Rogers Corp. develops high-performance specialty materials for telecommunications electronics. The company's primary application is laminating copper foil to various dielectric substrates to insulate the layers on circuit boards. Ensuring a uniform roughness value is the key to making dielectric layers that insulate without impeding circuit performance. Process control is critical.

Scott Kennedy, development engineer, said the company used to analyze surfaces with a portable stylus profilometer. Although it was easy to use, it took a long time, he said. It also required contact, acting like a needle point that is dragged across the surface of the substrate. As the profilometer encountered surface changes, fluctuations in current indicated defects. However, these devices can damage fragile surfaces such as copper foil or plastics.

Another alternative was interferometric surface characterization, which provided even more detail but at a higher cost and required several days for analysis.

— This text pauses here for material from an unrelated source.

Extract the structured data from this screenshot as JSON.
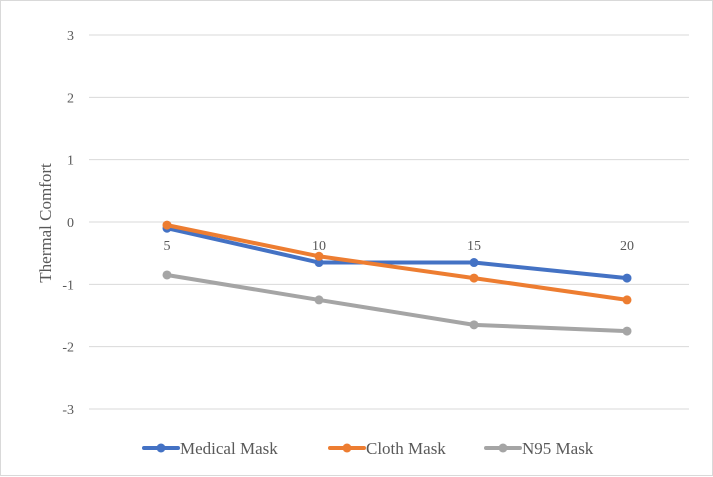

Now the Lasercheck handheld surface-roughness measurement gauge from Optical Dimensions LLC is improving Rogers' online surface analysis. The instrument uses a 660-nm diode laser to reflect light from the surface of the test material. The scattered light hits a photodiode array detector, whose elements are arranged to measure the angle and intensity of the beam. Two isolated photodiodes measure roughness contributions from surface spatial wavelengths in nearly the same bandwidth region that is measured by a mechanical profiler, the baseline instrument.

A significant benefit of the Lasercheck is that it requires no contact with a surface. Kennedy said it is easy to use, is portable and enables data-logging. "We can get immediate results and many more measurements," he said.

The device is not perfect, he added, noting that the operator must calibrate it separately for each surface; e.g., settings differ for measuring a ground or honed surface.